In een serie van enkele artikelen en vraagstukken wordt aandacht besteed aan de contrabas. Verschillende aspecten uit het hoofdstuk geluid worden geillustreerd aan de hand van dit instrument. De artikelen komen het best tot hun recht als je al enige kennis van geluid hebt opgedaan (of als je je natuurkundeboek bij de hand hebt). In dit artikel bespreken we het verschijnsel flageoletten (of boventonen).
Een snaar is ingeklemd aan twee kanten, tussen de kam (bovenkant instrument) en de brug (onderaan het instrument). Wanneer de snaar aangestreken of aangetokkeld wordt, gaat de snaar trillen en horen we geluid. In de meeste gevallen wordt een snaar tot klinken gebracht in de grondfrequentie: de bassist kort de snaar in tot de gewenste lengte en strijkt (of plukt) dan de snaar aan. Hierdoor gaat de snaar trillen met een bepaalde frequentie. Op de beide uiteinden van de bassnaar (de brug en de plek waar de vinger van de bassist geklemd zit) komt een knoop te zitten, in het midden van de snaar zit een buik. De lengte van de ingekorte snaar is precies een halve golflengte: L = 1/2 λ
De klank van boventonen
Dit kan ook anders: door op specifieke plekken van de snaar de snaar lichtjes aan te tippen, blijft de snaar op volle lengte trillen maar ontstaan er meerdere knopen (en dus ook meerdere buiken). We spreken in dit geval van een flageolet of boventoon. Bij een flageolet bevinden zich in ieder geval knopen op de brug, de kam én de plek waar de snaar licht wordt afgedempt. Op het filmpje kun je zien hoe de flageoletten ontstaan en hoor je hoe deze klinken.
Het spelen van flageoletten
Het ontstaan van boventonen
Flageoletten ontstaan het makkelijkst als de snaar licht wordt aangetipt op een plek die de snaar in een eenvoudige breuk verdeelt. Bijvoorbeeld op 1/2e of 1/3e of 1/4e van de snaarlengte maar ook 2/3e en 3/4e . Op deze manier kan de snaar zich tussen kam en brug makkelijk verdelen in enkele even grote stukken. In onderstaande figuur worden de verschillende mogelijkheden getekend (originele figuur afkomstig van wikimedia commons). Wil je nog meer weten over boventonen, ga dan naar deze uitleg.

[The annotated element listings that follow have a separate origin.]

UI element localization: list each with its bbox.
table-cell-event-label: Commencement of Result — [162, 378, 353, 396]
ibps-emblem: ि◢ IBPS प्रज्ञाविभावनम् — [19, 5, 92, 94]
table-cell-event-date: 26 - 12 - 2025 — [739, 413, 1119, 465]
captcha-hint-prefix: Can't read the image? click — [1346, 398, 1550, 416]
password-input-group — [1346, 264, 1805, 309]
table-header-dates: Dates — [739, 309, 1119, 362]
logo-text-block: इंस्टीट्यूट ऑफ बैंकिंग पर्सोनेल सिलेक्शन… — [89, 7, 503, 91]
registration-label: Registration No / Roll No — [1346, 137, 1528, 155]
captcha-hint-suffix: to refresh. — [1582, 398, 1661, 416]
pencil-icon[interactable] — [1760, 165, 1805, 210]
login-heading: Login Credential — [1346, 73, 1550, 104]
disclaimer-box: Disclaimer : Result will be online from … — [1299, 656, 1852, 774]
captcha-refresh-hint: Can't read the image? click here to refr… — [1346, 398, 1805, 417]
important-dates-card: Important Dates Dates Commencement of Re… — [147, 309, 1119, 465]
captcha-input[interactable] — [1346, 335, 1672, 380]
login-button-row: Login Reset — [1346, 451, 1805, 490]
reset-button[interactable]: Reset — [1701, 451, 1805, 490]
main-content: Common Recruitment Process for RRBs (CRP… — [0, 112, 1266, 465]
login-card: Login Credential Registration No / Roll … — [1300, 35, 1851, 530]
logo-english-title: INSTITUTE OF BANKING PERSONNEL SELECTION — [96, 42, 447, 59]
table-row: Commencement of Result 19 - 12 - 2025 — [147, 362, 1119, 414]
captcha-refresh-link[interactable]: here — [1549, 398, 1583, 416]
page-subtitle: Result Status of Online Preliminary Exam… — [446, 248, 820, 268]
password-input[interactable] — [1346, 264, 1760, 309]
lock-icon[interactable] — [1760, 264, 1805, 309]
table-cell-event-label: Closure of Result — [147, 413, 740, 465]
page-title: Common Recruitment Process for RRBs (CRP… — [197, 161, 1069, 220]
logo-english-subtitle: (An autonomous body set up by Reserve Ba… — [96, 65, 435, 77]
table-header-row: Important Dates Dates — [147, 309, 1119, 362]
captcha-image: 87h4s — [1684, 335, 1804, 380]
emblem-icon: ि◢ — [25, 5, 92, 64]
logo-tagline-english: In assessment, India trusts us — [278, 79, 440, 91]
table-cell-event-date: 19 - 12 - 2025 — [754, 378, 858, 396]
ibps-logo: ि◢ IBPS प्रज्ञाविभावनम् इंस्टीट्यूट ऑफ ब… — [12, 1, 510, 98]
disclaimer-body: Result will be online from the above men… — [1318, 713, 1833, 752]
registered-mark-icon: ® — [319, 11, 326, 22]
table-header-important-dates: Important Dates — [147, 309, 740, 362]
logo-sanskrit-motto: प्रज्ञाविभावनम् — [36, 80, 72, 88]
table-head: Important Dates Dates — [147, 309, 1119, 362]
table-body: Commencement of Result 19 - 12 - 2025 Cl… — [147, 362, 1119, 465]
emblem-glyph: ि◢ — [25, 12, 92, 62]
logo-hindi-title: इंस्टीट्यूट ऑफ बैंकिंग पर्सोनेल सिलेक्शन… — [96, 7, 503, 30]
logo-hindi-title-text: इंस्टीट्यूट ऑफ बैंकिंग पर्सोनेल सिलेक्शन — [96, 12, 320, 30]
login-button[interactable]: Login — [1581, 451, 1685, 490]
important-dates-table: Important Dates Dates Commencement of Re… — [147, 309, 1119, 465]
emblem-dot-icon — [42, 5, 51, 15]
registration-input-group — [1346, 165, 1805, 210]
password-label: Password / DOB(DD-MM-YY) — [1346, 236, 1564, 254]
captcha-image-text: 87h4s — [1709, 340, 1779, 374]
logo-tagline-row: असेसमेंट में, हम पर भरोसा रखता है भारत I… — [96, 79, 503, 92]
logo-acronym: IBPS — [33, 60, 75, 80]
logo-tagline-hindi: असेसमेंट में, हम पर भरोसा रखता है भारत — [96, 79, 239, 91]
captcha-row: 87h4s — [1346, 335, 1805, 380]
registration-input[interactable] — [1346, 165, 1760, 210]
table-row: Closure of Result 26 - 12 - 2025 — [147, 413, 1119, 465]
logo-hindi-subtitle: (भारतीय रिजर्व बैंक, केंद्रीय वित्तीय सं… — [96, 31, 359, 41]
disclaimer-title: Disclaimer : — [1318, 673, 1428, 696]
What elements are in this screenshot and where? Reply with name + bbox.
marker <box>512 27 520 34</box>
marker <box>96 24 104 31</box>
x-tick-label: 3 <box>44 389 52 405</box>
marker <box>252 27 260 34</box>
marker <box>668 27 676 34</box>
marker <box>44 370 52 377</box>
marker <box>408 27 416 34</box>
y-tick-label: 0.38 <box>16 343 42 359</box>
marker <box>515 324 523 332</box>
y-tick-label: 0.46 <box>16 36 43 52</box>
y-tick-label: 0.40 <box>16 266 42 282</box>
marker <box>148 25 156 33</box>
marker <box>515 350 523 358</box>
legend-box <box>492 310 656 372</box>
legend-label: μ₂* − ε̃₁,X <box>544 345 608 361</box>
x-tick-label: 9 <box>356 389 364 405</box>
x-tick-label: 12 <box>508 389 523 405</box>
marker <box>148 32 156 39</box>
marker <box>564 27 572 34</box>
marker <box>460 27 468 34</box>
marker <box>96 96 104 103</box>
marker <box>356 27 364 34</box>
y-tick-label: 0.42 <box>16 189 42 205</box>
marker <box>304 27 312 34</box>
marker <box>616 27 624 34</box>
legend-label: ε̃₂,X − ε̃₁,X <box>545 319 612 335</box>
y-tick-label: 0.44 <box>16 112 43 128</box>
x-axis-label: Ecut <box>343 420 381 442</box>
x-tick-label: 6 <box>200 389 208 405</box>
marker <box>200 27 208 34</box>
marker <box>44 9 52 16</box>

Je hoort op het filmpje de bas een relatief hoge toon spelen. Van dit filmpje zijn twee losse beeldjes genomen die je hieronder naast elkaar ziet afgebeeld. Op de foto zie je dat de snaar wordt aangetipt op 1/3e en 1/4e van de volle lengte.
De frequenties van de boventonen
De tweede snaar van links op de bas is een A-snaar die als grondfrequentie 55,0 Hz heeft. Elke snaar kan veelvouden van de grondfrequentie voortbrengen. Dit betekent dat deze snaarkan trillen met de frequenties 55 Hz; 110 Hz; 165 Hz; 220 Hz etc.
De derde snaar van links op de bas is de D-snaar, deze snaar heeft als grondfrequentie 73,33 Hz . Deze snaar kan dus trillen met de frequenties 73,33 Hz; 146,67 Hz; 220,0 Hz; etc. In onderstaande figuur zijn voor beide snaren de mogelijke frequenties weergegeven waarmee de open snaar kan trillen.
Je ziet dat voor de A-snaar de derde boventoon gelijk is aan de vierde boventoon van de D-snaar. In beide gevallen is dit de toon met de frequentie van 220 Hz. Dat is ook wat je op het filmpje hoorde, op twee verschillende snaren werd dezelfde toon gespeeld. Bassisten (en gitaristen) kunnen boventonen gebruiken om hun instrument goed te stemmen. Als een bas zuiver is, klinken de boventonen van twee naast elkaar gelegen snaren precies hetzelfde.